Mind the gap: the impact of poor data on sales, and what you can do about it
Marketing and sales teams rely heavily on quality prospect data in order to effectively progress leads through a sales cycle. But what happens when that data becomes out of date and forgotten? It can seriously impact on an organisation’s conversion rates, and it can also cost serious cash to correct.
A new study conducted by SiriusDecisions found that between 10% and 25% of customer and prospect data held in marketing databases contained serious errors. Inaccuracies ranged from incorrect demographics to a complete lack of disposition detail. Among the organisations studied, those deemed as being stronger than average displayed smaller amounts of database errors (10%). Typical organisations scored 25% for the volume of unhealthy data.
The shift, according to the report, has to be from one-time data cleansing activities toward implementing continuous data improvement processes. This is important to guarantee future data quality, ensure the organisation’s sales cycle is optimised at every stage and, most importantly, save the organisation from spending over the odds on critical data repairs.
What can you do to improve data collection?
To further demonstrate the business impact of poorly managed data systems, the study looks at common stages of a typical sales cycle and observes process corrections that can be made in order to ensure validity of data throughout the cycle, whilst maximising conversions.
- Enquiry to Marketing Qualified lead stage
At this point in the cycle, leads need to be verified at source before they hit a database. This aids better lead scoring early on in the cycle. What’s more, correctly validated and scored leads provided to the sales team at this stage have a 25% higher chance of converting later on, according to the report.
- Marketing to Sales Accepted lead stage
At this stage in the cycle, it’s common that two databases are in use, one for marketing and one for sales. It’s advised that where this is the case, a layer of “virtual unification” is required to join both systems and ensure that leads are being transferred from disparate systems without errors.
- Sales Accepted to Sales Qualified lead stage
Clean quality data is needed at every stage, but this is deemed the most vital according to SiriusDecisions. At this stage a sales team needs to be able to effectively communicate with leads, targeting them with relevant solutions and incentives. And where a marketing team may work with sales on data based initiatives, they must work in unison to ensure data integrity and compliance with CRM systems.
- Sales Qualified to Close lead stage
Understanding lead disposition is essential at this stage in order to successfully close a deal which is why this, and other later stages of the sales cycle focus heavily on data integrity. The report suggests that appointing a primary CRM system which houses account data is essential and will act as the go-to system for other systems to pass data to, for example from marketing automation systems.

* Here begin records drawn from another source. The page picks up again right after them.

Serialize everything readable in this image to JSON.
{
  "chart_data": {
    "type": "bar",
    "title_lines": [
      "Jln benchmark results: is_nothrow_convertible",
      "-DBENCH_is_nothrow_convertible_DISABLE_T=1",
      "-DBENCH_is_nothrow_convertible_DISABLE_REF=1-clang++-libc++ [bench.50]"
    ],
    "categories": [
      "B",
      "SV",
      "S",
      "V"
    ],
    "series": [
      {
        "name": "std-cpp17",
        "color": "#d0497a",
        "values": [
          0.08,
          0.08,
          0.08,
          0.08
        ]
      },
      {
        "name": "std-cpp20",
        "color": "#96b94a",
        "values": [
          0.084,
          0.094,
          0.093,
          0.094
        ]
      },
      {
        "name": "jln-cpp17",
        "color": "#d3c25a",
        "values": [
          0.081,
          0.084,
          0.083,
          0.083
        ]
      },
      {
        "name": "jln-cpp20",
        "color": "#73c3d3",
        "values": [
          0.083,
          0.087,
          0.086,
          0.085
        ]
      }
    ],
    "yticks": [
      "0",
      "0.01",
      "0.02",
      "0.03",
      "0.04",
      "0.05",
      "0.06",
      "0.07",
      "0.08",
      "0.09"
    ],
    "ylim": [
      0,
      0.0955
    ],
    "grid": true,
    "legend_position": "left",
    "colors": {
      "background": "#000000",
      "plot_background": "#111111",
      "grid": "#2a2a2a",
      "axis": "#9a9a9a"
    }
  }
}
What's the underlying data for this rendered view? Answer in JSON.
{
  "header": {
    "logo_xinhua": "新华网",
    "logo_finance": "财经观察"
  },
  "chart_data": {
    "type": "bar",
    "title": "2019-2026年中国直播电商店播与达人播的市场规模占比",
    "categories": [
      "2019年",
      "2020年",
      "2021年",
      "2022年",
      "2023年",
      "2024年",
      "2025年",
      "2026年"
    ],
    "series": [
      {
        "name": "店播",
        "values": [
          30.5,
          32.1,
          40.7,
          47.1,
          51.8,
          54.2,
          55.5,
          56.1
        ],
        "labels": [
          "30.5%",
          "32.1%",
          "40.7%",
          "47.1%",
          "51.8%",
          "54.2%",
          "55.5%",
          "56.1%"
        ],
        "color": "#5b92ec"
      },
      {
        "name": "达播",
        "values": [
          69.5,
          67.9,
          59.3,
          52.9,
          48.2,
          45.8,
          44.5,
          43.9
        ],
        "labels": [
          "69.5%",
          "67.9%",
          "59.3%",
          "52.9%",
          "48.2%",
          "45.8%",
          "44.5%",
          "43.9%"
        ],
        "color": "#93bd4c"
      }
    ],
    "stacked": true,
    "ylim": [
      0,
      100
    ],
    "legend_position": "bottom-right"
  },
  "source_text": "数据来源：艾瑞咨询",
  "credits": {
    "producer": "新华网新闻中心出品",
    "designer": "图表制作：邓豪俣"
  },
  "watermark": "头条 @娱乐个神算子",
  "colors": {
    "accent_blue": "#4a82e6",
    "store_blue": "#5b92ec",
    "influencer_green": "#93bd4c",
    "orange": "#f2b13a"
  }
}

The report outlines the impact on conversion rates and revenue when cohesive data processes are implemented. They predict that by maximising conversion rates at each stage of the sales cycle, strong organisations could yield a 66% increase in new business revenue.
Quick data capture tips
- Enforce spelling and naming conventions
Some fields in your database will require standard entries most of the time. For example country and job title will remain fairly fixed but spelling mistakes could prevent you from reporting properly on your database. Consider implementing drop down lists or naming conventions for abbreviations to ensure consistency in your data entries.
- Dedupe records
Duplicate records can cause problems when it comes to managing a smooth sales cycle. Therefore cross checking your database for duplicate records and merging them will ensure contact information is up-to-date and ready for the sales team to act upon.
- Implement a validation process
The first stage in the SiriusDecisions data collection process suggests that validating email addresses at source is a good way of improving lead scoring processes. However this doesn’t have to be done entirely manually. You could add an email verification step into your form submission process which prompts users to double check their email address entry before they submit and before that record hits your database.
The crux of the report identifies that a best-in-class data strategy doesn’t fall solely on one team. Both sales and marketing, and to an extent IT, have a business obligation to ensure that each stage of the sales cycle is optimised to garner quality data from a range of databases and avoid wasted sales and marketing efforts.